Last year’s warnings from Russia made then-Ukrainian President Viktor Yanukovich suspend the signing of the EU association agreement, which caused a surge in street protests in Kiev and eventually led to Yanukovich’s demise and the installation of the current EU-friendly regime in Ukraine.
Russia has already banned the imports of Ukrainian sweets produced by the Roshen company, owned by current President Petro Poroshenko, as well as all Ukrainian alcohol. Representatives of the Russian consumer rights agency Rospotrebnadzor have earlier said that other foodstuffs and beverages from Ukraine could also be blacklisted due to quality problems.
However, MP Viktor Zvagelskiy of parliamentary majority caucus United Russia opposed the new trade restrictions. The politician, who is a deputy chairman of the State Duma Committee for Economic Policy said the move would only lead to an artificial destruction of competition. Proper work of customs and state watchdogs will be enough to protect the Russian consumers, he added.
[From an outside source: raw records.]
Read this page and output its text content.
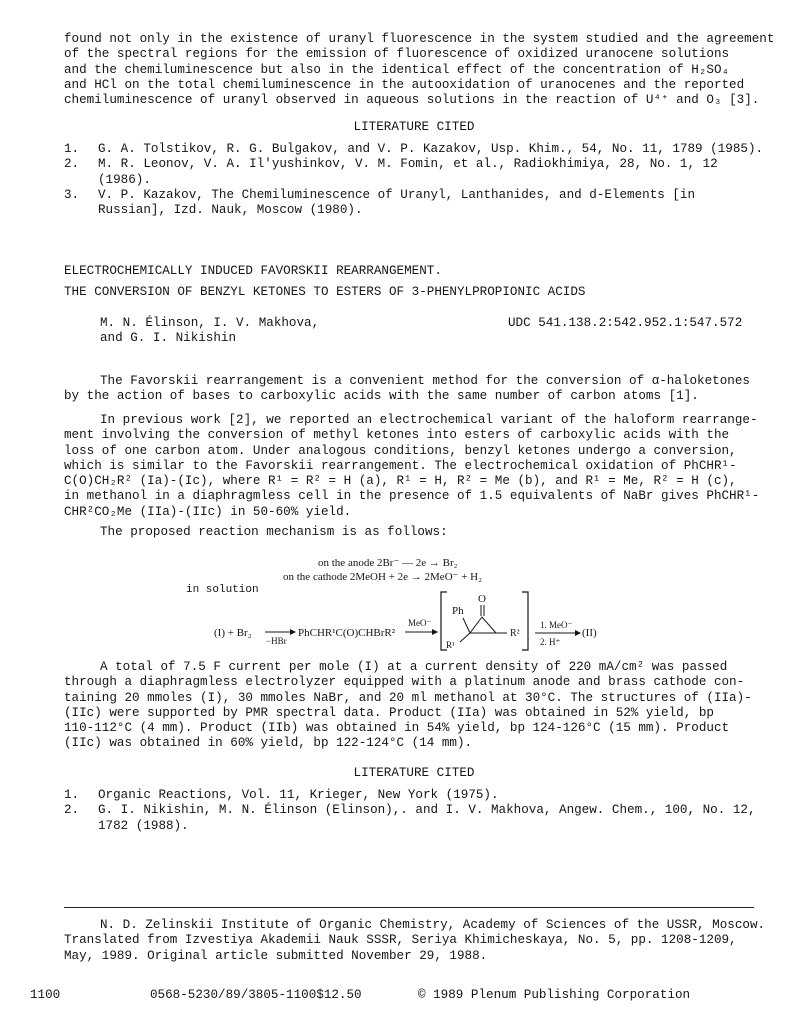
found not only in the existence of uranyl fluorescence in the system studied and the agreement

of the spectral regions for the emission of fluorescence of oxidized uranocene solutions

and the chemiluminescence but also in the identical effect of the concentration of H₂SO₄

and HCl on the total chemiluminescence in the autooxidation of uranocenes and the reported

chemiluminescence of uranyl observed in aqueous solutions in the reaction of U⁴⁺ and O₃ [3].

LITERATURE CITED
1. G. A. Tolstikov, R. G. Bulgakov, and V. P. Kazakov, Usp. Khim., 54, No. 11, 1789 (1985).
2. M. R. Leonov, V. A. Il'yushinkov, V. M. Fomin, et al., Radiokhimiya, 28, No. 1, 12 (1986).
3. V. P. Kazakov, The Chemiluminescence of Uranyl, Lanthanides, and d-Elements [in Russian], Izd. Nauk, Moscow (1980).

ELECTROCHEMICALLY INDUCED FAVORSKII REARRANGEMENT.

THE CONVERSION OF BENZYL KETONES TO ESTERS OF 3-PHENYLPROPIONIC ACIDS

M. N. Élinson, I. V. Makhova,

and G. I. Nikishin

UDC 541.138.2:542.952.1:547.572

The Favorskii rearrangement is a convenient method for the conversion of α-haloketones

by the action of bases to carboxylic acids with the same number of carbon atoms [1].

In previous work [2], we reported an electrochemical variant of the haloform rearrange-

ment involving the conversion of methyl ketones into esters of carboxylic acids with the

loss of one carbon atom. Under analogous conditions, benzyl ketones undergo a conversion,

which is similar to the Favorskii rearrangement. The electrochemical oxidation of PhCHR¹-

C(O)CH₂R² (Ia)-(Ic), where R¹ = R² = H (a), R¹ = H, R² = Me (b), and R¹ = Me, R² = H (c),

in methanol in a diaphragmless cell in the presence of 1.5 equivalents of NaBr gives PhCHR¹-

CHR²CO₂Me (IIa)-(IIc) in 50-60% yield.

The proposed reaction mechanism is as follows:

on the anode 2Br⁻ — 2e → Br₂
on the cathode 2MeOH + 2e → 2MeO⁻ + H₂
in solution
(I) + Br₂
−HBr
PhCHR¹C(O)CHBrR²
MeO⁻
Ph
O
R¹
R²
1. MeO⁻
2. H⁺
(II)

A total of 7.5 F current per mole (I) at a current density of 220 mA/cm² was passed

through a diaphragmless electrolyzer equipped with a platinum anode and brass cathode con-

taining 20 mmoles (I), 30 mmoles NaBr, and 20 ml methanol at 30°C. The structures of (IIa)-

(IIc) were supported by PMR spectral data. Product (IIa) was obtained in 52% yield, bp

110-112°C (4 mm). Product (IIb) was obtained in 54% yield, bp 124-126°C (15 mm). Product

(IIc) was obtained in 60% yield, bp 122-124°C (14 mm).

LITERATURE CITED
1. Organic Reactions, Vol. 11, Krieger, New York (1975).
2. G. I. Nikishin, M. N. Élinson (Elinson),. and I. V. Makhova, Angew. Chem., 100, No. 12, 1782 (1988).

N. D. Zelinskii Institute of Organic Chemistry, Academy of Sciences of the USSR, Moscow.

Translated from Izvestiya Akademii Nauk SSSR, Seriya Khimicheskaya, No. 5, pp. 1208-1209,

May, 1989. Original article submitted November 29, 1988.

1100	0568-5230/89/3805-1100$12.50	© 1989 Plenum Publishing Corporation
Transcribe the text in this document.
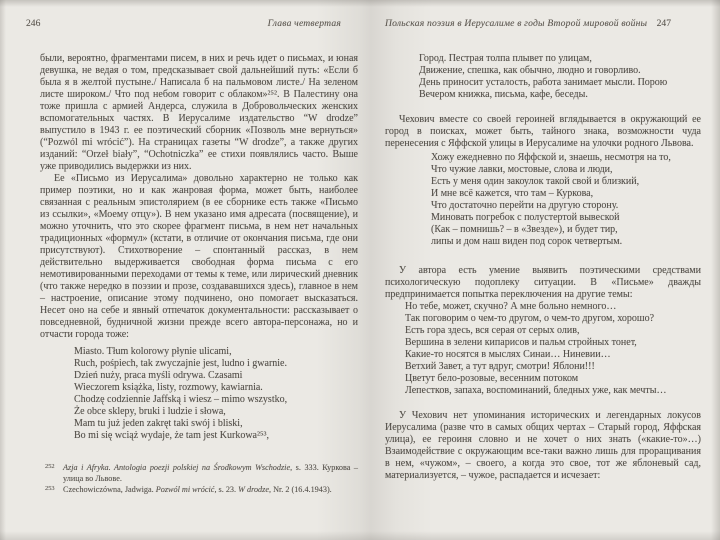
246	Глава четвертая

были, вероятно, фрагментами писем, в них и речь идет о письмах, и юная девушка, не ведая о том, предсказывает свой дальнейший путь: «Если б была я в желтой пустыне./ Написала б на пальмовом листе./ На зеленом листе широком./ Что под небом говорит с облаком»²⁵². В Палестину она тоже пришла с армией Андерса, служила в Добровольческих женских вспомогательных частях. В Иерусалиме издательство “W drodze” выпустило в 1943 г. ее поэтический сборник «Позволь мне вернуться» (“Pozwól mi wrócić”). На страницах газеты “W drodze”, а также других изданий: “Orzeł biały”, “Ochotniczka” ее стихи появлялись часто. Выше уже приводились выдержки из них.

Ее «Письмо из Иерусалима» довольно характерно не только как пример поэтики, но и как жанровая форма, может быть, наиболее связанная с реальным эпистолярием (в ее сборнике есть также «Письмо из ссылки», «Моему отцу»). В нем указано имя адресата (посвящение), и можно уточнить, что это скорее фрагмент письма, в нем нет начальных традиционных «формул» (кстати, в отличие от окончания письма, где они присутствуют). Стихотворение – спонтанный рассказ, в нем действительно выдерживается свободная форма письма с его немотивированными переходами от темы к теме, или лирический дневник (что также нередко в поэзии и прозе, создававшихся здесь), главное в нем – настроение, описание этому подчинено, оно помогает высказаться. Несет оно на себе и явный отпечаток документальности: рассказывает о повседневной, будничной жизни прежде всего автора-персонажа, но и отчасти города тоже:

Miasto. Tłum kolorowy płynie ulicami,
Ruch, pośpiech, tak zwyczajnie jest, ludno i gwarnie.
Dzień nuży, praca myśli odrywa. Czasami
Wieczorem książka, listy, rozmowy, kawiarnia.
Chodzę codziennie Jaffską i wiesz – mimo wszystko,
Że obce sklepy, bruki i ludzie i słowa,
Mam tu już jeden zakręt taki swój i bliski,
Bo mi się wciąż wydaje, że tam jest Kurkowa²⁵³,
252	Azja i Afryka. Antologia poezji polskiej na Środkowym Wschodzie, s. 333. Куркова – улица во Львове.
253	Czechowiczówna, Jadwiga. Pozwól mi wrócić, s. 23. W drodze, Nr. 2 (16.4.1943).
Польская поэзия в Иерусалиме в годы Второй мировой войны 247
Город. Пестрая толпа плывет по улицам,
Движение, спешка, как обычно, людно и говорливо.
День приносит усталость, работа занимает мысли. Порою
Вечером книжка, письма, кафе, беседы.

Чехович вместе со своей героиней вглядывается в окружающий ее город в поисках, может быть, тайного знака, возможности чуда перенесения с Яффской улицы в Иерусалиме на улочки родного Львова.

Хожу ежедневно по Яффской и, знаешь, несмотря на то,
Что чужие лавки, мостовые, слова и люди,
Есть у меня один закоулок такой свой и близкий,
И мне всё кажется, что там – Куркова,
Что достаточно перейти на другую сторону.
Миновать погребок с полустертой вывеской
(Как – помнишь? – в «Звезде»), и будет тир,
липы и дом наш виден под сорок четвертым.

У автора есть умение выявить поэтическими средствами психологическую подоплеку ситуации. В «Письме» дважды предпринимается попытка переключения на другие темы:

Но тебе, может, скучно? А мне больно немного…
Так поговорим о чем-то другом, о чем-то другом, хорошо?
Есть гора здесь, вся серая от серых олив,
Вершина в зелени кипарисов и пальм стройных тонет,
Какие-то носятся в мыслях Синаи… Ниневии…
Ветхий Завет, а тут вдруг, смотри! Яблони!!!
Цветут бело-розовые, весенним потоком
Лепестков, запаха, воспоминаний, бледных уже, как мечты…

У Чехович нет упоминания исторических и легендарных локусов Иерусалима (разве что в самых общих чертах – Старый город, Яффская улица), ее героиня словно и не хочет о них знать («какие-то»…) Взаимодействие с окружающим все-таки важно лишь для проращивания в нем, «чужом», – своего, а когда это свое, тот же яблоневый сад, материализуется, – чужое, распадается и исчезает:
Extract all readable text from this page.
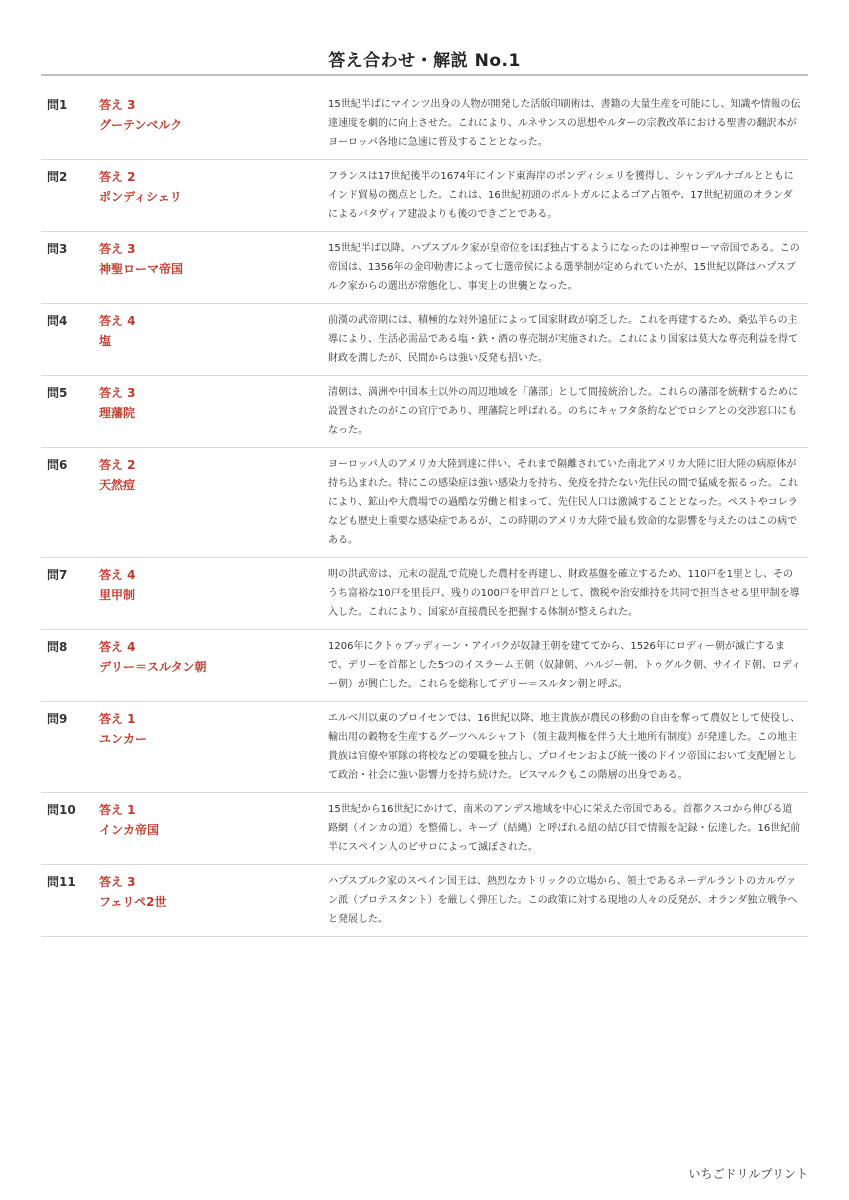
答え合わせ・解説 No.1
問1	答え 3
グーテンベルク
15世紀半ばにマインツ出身の人物が開発した活版印刷術は、書籍の大量生産を可能にし、知識や情報の伝達速度を劇的に向上させた。これにより、ルネサンスの思想やルターの宗教改革における聖書の翻訳本がヨーロッパ各地に急速に普及することとなった。
問2	答え 2
ポンディシェリ
フランスは17世紀後半の1674年にインド東海岸のポンディシェリを獲得し、シャンデルナゴルとともにインド貿易の拠点とした。これは、16世紀初頭のポルトガルによるゴア占領や、17世紀初頭のオランダによるバタヴィア建設よりも後のできごとである。
問3	答え 3
神聖ローマ帝国
15世紀半ば以降、ハプスブルク家が皇帝位をほぼ独占するようになったのは神聖ローマ帝国である。この帝国は、1356年の金印勅書によって七選帝侯による選挙制が定められていたが、15世紀以降はハプスブルク家からの選出が常態化し、事実上の世襲となった。
問4	答え 4
塩
前漢の武帝期には、積極的な対外遠征によって国家財政が窮乏した。これを再建するため、桑弘羊らの主導により、生活必需品である塩・鉄・酒の専売制が実施された。これにより国家は莫大な専売利益を得て財政を潤したが、民間からは強い反発も招いた。
問5	答え 3
理藩院
清朝は、満洲や中国本土以外の周辺地域を「藩部」として間接統治した。これらの藩部を統轄するために設置されたのがこの官庁であり、理藩院と呼ばれる。のちにキャフタ条約などでロシアとの交渉窓口にもなった。
問6	答え 2
天然痘
ヨーロッパ人のアメリカ大陸到達に伴い、それまで隔離されていた南北アメリカ大陸に旧大陸の病原体が持ち込まれた。特にこの感染症は強い感染力を持ち、免疫を持たない先住民の間で猛威を振るった。これにより、鉱山や大農場での過酷な労働と相まって、先住民人口は激減することとなった。ペストやコレラなども歴史上重要な感染症であるが、この時期のアメリカ大陸で最も致命的な影響を与えたのはこの病である。
問7	答え 4
里甲制
明の洪武帝は、元末の混乱で荒廃した農村を再建し、財政基盤を確立するため、110戸を1里とし、そのうち富裕な10戸を里長戸、残りの100戸を甲首戸として、徴税や治安維持を共同で担当させる里甲制を導入した。これにより、国家が直接農民を把握する体制が整えられた。
問8	答え 4
デリー＝スルタン朝
1206年にクトゥブッディーン・アイバクが奴隷王朝を建ててから、1526年にロディー朝が滅亡するまで、デリーを首都とした5つのイスラーム王朝（奴隷朝、ハルジー朝、トゥグルク朝、サイイド朝、ロディー朝）が興亡した。これらを総称してデリー＝スルタン朝と呼ぶ。
問9	答え 1
ユンカー
エルベ川以東のプロイセンでは、16世紀以降、地主貴族が農民の移動の自由を奪って農奴として使役し、輸出用の穀物を生産するグーツヘルシャフト（領主裁判権を伴う大土地所有制度）が発達した。この地主貴族は官僚や軍隊の将校などの要職を独占し、プロイセンおよび統一後のドイツ帝国において支配層として政治・社会に強い影響力を持ち続けた。ビスマルクもこの階層の出身である。
問10	答え 1
インカ帝国
15世紀から16世紀にかけて、南米のアンデス地域を中心に栄えた帝国である。首都クスコから伸びる道路網（インカの道）を整備し、キープ（結縄）と呼ばれる紐の結び目で情報を記録・伝達した。16世紀前半にスペイン人のピサロによって滅ぼされた。
問11	答え 3
フェリペ2世
ハプスブルク家のスペイン国王は、熱烈なカトリックの立場から、領土であるネーデルラントのカルヴァン派（プロテスタント）を厳しく弾圧した。この政策に対する現地の人々の反発が、オランダ独立戦争へと発展した。
いちごドリルプリント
The European Union, United States and several of their allies have imposed economic sanctions on senior Russian officials and some larger companies over Russia’s alleged role in the current crisis in the east and southeast of Ukraine. Last week Russia took some reciprocal steps, with Prime Minister Dmitry Medvedev signing a one-year ban on imports of meat, fish, cheese, milk, vegetables and fruit from Australia, Canada, the EU, the US and Norway.